Кент через полчаса уехал, так и не увидевшись с Мариной — она заперлась в спальне и до вечера не открывала. А часов в восемь вдруг с грохотом выметнулась оттуда, принялась запихивать в чемодан вещички — кофточки, юбки, трусики и зачем-то теплейший норвежский свитер, — стоял на дворе тридцатиградусный июль.
— Куда это ты собралась? — как можно спокойнее спросила Софья Михайловна.
— Куда-нибудь, — мрачно, исчерпывающе ответила Марина.
— Будет дурить-то…
— Я дура?! — взвилась Марина. — Вы больно умные! Доктора, лауреаты! Ну и сиди тут, умная, а я, дурочка, поеду!
Впервые Марина была так груба с ней. Софья Михайловна помолчала и со вздохом согласилась:
— Ладно, поезжай. Когда вернешься?
— Когда-нибудь.
— Надо же отпуск оформить.
— Через неделю, — наконец выдавила из себя Марина.

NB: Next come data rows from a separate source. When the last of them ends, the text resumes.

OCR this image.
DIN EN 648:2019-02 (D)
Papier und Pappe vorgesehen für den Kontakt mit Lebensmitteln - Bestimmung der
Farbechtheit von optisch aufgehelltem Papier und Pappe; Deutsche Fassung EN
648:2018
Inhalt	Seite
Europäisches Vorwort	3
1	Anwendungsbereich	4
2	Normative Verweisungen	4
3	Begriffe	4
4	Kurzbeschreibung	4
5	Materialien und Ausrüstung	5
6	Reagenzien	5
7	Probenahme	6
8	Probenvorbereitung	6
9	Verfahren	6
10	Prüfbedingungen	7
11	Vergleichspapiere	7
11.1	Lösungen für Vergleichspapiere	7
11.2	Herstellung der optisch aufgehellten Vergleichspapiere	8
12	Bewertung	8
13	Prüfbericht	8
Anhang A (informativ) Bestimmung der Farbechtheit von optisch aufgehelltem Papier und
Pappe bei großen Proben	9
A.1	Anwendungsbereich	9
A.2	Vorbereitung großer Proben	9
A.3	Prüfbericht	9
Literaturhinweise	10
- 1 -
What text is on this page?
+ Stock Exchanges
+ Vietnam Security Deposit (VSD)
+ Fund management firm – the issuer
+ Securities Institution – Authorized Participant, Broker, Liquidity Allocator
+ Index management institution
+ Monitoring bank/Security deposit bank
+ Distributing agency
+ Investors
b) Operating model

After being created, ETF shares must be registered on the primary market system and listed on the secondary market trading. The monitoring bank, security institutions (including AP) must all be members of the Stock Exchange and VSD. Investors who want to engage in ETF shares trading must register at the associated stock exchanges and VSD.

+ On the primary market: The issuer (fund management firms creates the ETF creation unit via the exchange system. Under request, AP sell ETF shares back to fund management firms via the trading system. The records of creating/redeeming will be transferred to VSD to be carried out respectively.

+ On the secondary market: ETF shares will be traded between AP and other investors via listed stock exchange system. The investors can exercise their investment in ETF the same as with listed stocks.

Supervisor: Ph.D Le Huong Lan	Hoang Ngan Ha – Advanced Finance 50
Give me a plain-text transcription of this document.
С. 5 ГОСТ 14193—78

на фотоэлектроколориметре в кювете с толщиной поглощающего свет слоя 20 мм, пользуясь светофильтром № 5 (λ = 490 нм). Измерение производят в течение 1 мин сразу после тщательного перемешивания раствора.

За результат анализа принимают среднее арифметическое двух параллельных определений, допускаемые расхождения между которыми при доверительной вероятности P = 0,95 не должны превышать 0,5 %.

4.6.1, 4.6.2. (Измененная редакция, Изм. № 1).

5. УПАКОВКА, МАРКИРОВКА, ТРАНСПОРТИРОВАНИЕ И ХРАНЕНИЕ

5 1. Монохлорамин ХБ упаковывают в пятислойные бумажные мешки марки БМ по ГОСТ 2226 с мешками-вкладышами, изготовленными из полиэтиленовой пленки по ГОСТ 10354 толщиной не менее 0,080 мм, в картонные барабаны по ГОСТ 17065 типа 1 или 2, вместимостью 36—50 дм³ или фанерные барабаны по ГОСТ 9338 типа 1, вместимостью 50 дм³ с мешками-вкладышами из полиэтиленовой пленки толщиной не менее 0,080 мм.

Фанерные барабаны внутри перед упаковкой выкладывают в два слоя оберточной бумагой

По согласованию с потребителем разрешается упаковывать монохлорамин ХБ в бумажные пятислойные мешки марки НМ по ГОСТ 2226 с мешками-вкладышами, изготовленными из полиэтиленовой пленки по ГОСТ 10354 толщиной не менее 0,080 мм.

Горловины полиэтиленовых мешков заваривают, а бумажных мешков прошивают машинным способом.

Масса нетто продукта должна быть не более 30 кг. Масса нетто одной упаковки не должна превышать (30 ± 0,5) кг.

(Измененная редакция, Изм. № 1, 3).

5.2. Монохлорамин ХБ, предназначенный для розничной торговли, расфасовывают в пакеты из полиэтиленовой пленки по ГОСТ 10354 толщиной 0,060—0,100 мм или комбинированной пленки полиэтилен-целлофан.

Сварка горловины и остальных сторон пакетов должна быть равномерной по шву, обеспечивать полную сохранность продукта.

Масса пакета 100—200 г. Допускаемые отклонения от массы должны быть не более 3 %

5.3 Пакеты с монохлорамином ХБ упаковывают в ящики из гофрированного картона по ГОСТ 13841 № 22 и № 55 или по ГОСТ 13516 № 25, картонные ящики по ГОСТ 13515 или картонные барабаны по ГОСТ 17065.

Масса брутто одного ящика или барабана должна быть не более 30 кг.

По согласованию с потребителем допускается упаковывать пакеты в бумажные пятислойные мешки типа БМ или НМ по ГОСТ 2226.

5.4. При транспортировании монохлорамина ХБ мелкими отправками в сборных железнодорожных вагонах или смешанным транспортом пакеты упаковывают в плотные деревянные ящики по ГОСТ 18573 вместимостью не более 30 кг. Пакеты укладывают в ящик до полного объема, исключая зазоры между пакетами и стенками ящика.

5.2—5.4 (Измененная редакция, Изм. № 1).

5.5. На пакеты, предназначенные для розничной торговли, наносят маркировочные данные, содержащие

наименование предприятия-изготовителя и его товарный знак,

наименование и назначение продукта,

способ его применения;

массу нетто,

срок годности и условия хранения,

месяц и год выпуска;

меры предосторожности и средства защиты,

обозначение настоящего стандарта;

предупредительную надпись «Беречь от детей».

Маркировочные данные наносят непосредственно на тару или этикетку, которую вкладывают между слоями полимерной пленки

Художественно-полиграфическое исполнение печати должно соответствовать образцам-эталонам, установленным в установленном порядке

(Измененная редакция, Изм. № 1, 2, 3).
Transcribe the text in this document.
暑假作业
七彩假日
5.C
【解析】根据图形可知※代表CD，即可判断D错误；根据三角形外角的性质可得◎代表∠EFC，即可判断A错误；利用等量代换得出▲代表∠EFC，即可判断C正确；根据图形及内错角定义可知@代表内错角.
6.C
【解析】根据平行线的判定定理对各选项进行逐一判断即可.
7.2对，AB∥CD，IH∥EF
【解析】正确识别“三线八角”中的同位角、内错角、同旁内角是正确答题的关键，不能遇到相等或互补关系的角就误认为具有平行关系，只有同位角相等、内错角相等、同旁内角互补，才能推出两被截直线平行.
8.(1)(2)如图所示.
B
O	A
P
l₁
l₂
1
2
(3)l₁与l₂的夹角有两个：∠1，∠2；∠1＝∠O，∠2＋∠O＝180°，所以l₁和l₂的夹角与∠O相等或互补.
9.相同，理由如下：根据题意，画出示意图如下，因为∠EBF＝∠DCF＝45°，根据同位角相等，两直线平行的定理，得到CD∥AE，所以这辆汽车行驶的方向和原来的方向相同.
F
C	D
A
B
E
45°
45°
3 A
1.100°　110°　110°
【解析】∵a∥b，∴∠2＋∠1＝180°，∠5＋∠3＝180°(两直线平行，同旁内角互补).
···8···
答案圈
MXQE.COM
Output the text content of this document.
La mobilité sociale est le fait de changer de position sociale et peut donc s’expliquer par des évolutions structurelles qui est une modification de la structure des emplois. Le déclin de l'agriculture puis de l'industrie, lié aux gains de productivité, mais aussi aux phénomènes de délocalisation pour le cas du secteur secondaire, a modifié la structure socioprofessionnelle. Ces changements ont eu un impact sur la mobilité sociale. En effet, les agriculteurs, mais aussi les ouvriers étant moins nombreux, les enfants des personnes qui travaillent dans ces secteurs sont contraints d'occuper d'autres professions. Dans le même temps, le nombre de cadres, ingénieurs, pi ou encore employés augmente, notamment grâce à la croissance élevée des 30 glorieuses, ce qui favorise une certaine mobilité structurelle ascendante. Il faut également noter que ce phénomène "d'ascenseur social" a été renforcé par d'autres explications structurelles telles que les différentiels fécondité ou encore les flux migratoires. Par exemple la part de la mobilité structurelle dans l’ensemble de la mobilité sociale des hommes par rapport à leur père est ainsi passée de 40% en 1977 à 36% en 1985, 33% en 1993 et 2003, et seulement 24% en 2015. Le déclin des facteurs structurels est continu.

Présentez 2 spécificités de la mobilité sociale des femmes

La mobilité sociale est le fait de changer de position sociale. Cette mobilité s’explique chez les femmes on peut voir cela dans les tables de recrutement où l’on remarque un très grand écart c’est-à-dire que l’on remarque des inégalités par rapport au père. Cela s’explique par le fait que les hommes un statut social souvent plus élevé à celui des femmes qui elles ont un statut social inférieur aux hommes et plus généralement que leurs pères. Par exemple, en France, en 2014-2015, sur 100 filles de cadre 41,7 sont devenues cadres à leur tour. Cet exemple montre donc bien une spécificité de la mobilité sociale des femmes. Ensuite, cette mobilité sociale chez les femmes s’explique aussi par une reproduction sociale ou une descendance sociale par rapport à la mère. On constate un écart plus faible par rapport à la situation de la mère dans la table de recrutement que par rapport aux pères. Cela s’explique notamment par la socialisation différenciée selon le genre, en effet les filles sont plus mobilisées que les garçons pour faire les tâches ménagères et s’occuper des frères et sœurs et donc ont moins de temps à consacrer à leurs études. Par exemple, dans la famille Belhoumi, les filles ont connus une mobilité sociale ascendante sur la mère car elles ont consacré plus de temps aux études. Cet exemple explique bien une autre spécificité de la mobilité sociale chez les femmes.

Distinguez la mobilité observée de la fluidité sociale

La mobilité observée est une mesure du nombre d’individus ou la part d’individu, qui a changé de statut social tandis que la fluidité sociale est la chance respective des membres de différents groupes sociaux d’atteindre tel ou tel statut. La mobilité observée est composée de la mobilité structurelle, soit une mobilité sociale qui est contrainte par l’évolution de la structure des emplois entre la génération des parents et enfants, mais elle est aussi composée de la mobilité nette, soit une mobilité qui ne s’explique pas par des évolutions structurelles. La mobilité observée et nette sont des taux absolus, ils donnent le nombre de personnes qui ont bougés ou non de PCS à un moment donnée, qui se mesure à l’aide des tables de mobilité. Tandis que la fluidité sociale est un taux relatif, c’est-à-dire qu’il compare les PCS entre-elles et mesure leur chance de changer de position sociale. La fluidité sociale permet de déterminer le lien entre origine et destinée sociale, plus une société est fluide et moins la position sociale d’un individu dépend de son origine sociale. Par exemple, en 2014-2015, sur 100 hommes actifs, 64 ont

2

— Подождала бы до утра, — посоветовала Софья Михайловна.
— Да что я вам, девочка несмышленая? — окончательно вышла из себя Марина. — Пропаду на ночь глядя?
Вернулась она в следующее воскресенье к ночи, похудевшая килограмма на четыре — юбка на ходу сваливалась. Где была, так и не рассказала. Стала безбожно курить, появилась у нее неприятная привычка не отвечать на вопросы и без причины пристально смотреть в глаза. Через два месяца она спокойно заявила, что ей надо уехать «на пару дней». Потом уж Софья Михайловна догадалась, что Марина сделала аборт.
И еще с полгода прошло, пока она стала разговаривать с Кентом нормально.
Перед дверью кабинета Марина приглушила цокот каблуков — знала, что мать шума не любит, — вошла осторожно, взглянула внимательно и чуть виновато, заторопилась:
— Извини, ма, но уже девятый час.
— Ну и что?
— Все равно ты скоро закончишь. — Марина присела на ручку кресла, обняла мать сильной горячей рукой, навалившись на плечо большой грудью. — Только не сердись, ма… Я проваландалась и ничего не успела купить, а дома жрать совершенно не́ хрена…
Да, изысканностью стиля доченька не отличалась. По крайней мере, в разговорах с ней. Правда, Софья Михайловна не была уверена, что Марина не «придуривается».